また、いつまでにどのくらい何をするかという計画のメインは塾が決めますが、そこに至るまでの進路は生徒自身で選べるという余地を残しているのもポイントです。

 

Do(実行)

チェック表によって計画が決まっているので、生徒はシンプルに勉強(実行)することができます。机に座って今日は何をしようかに多くの時間を割く必要がなく勉強の時間を最大限増やすことが可能です。

また、チェックを進めていくことで自分がいまどこまでできているのか、何をする必要があるのかの進捗状況を客観的に確認することも可能で、これも余計なことに時間や力を割く必要がなくなり、勉強することに集中できます。

 

Check(評価)

テスト結果チェック表の出来具合を参考に評価することが可能です。

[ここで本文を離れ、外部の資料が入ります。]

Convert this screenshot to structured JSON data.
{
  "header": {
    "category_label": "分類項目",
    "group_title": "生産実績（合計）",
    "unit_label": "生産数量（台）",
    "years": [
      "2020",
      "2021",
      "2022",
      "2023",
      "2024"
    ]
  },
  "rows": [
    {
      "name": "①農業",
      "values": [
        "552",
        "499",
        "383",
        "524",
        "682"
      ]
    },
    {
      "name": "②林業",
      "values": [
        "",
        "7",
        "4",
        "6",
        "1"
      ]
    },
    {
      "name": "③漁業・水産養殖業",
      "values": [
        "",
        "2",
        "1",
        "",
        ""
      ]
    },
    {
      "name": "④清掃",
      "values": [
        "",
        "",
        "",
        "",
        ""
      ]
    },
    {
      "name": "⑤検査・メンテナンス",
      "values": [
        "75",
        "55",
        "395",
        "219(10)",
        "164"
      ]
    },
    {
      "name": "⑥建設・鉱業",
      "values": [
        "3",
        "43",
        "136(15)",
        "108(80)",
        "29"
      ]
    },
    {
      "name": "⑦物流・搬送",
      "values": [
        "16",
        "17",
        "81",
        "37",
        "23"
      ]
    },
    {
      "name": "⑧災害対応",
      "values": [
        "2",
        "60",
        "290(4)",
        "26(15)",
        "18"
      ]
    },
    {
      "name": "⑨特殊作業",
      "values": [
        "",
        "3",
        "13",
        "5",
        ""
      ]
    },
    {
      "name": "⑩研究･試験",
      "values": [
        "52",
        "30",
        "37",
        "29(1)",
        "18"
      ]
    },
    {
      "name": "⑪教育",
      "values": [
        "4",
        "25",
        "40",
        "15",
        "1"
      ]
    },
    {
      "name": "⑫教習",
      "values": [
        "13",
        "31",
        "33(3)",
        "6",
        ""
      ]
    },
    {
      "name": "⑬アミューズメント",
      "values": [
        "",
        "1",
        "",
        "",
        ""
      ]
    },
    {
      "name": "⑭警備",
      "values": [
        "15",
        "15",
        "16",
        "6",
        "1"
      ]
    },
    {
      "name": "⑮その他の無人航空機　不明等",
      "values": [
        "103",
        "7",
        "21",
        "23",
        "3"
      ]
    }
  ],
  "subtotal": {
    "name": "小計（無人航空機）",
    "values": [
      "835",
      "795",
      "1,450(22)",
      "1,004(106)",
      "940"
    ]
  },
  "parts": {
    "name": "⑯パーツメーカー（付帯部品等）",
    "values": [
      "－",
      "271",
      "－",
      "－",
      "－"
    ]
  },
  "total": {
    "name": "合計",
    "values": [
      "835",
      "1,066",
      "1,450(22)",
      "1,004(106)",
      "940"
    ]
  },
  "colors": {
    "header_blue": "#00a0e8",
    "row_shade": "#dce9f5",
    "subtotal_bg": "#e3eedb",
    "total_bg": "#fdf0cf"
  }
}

ただ「何時間勉強した」ではない具体的な評価を自分自身ですることができるようになります。

Action(改善)

検証結果を参考に勉強のペースは良かったのか今回の勉強量で足りていたのか、また、得意教科を作るために・苦手教科を克服するために塾での他教科の勉強量を減らしてそちらに回すことができないか。など次に向けての改善点をより具体的にイメージすることができます。

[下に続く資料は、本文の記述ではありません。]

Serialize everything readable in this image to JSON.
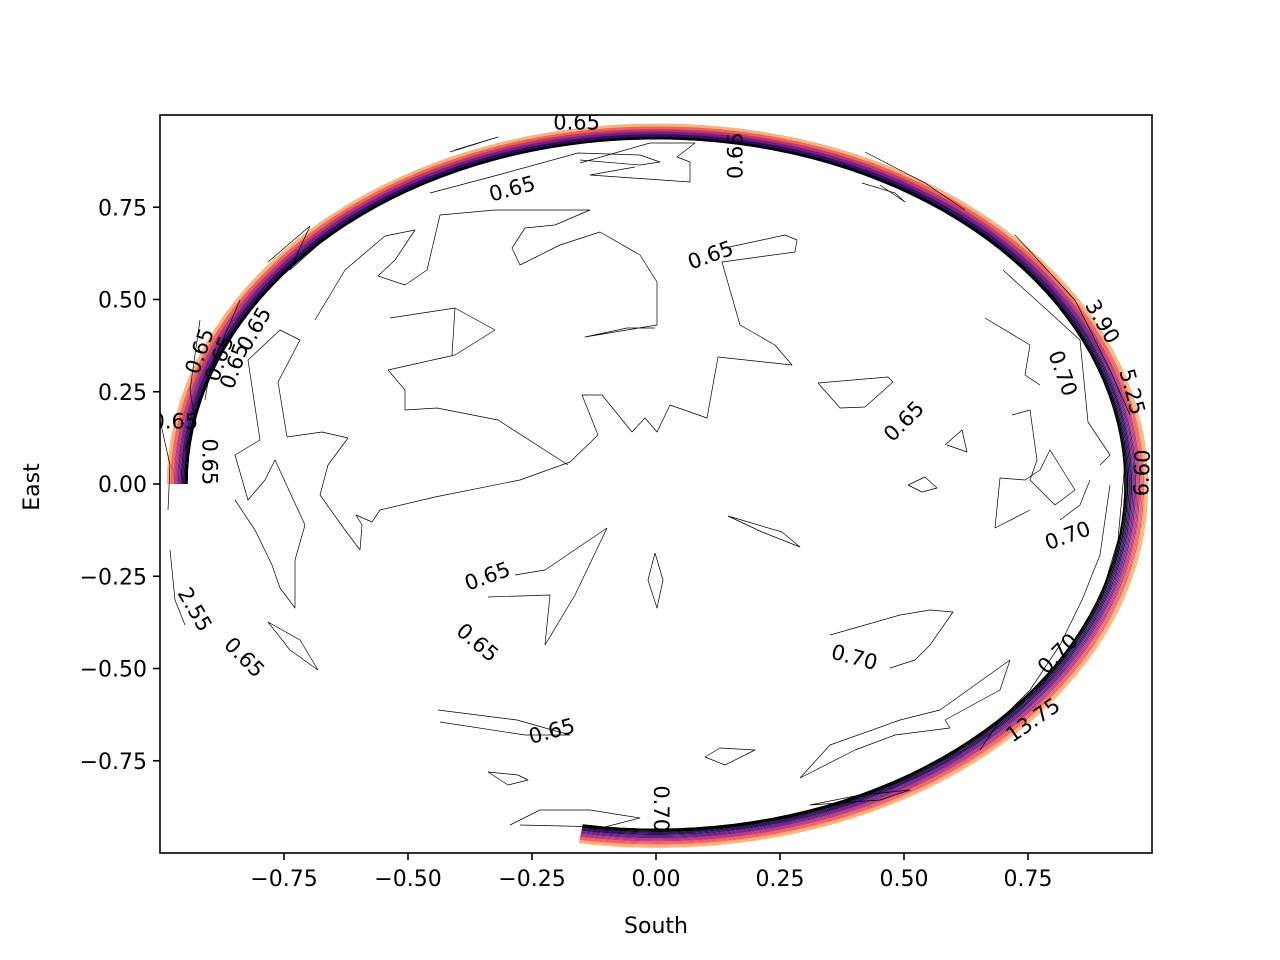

以上の点を先生に言われてではなく、生徒自身が客観的に把握できるのがチェック表の最大の良さだと思っています。もちろん塾側の視点から考えても良い点はあり、生徒が今何をしているのかの把握、テストまでのスケジュールから考えて間に合うのかを確認するが容易です。

 

まとめ

それぞれの生徒のレベルに合った指導質問の解説や理解のチェックをする時間の確保、両方をすることができる点

生徒が選択できる余地塾として何をいつまでにどうやってするのかのルールを満たすことができる点

これが可能なチェック表は実際とても素晴らしい仕組みだと思っています。しかし、チェック表があれば誰が使っても簡単に点数が上がるというわけではありません。チェック表はあくまでも同時に満たすのが難しいことを繋ぐ役割に過ぎません。実際に指導をするのは講師自身ですから。

最終的な塾の良さは何で指導するかではなく、どのように指導するかが一番重要という点は最後に一言付け加えさせてもらいます。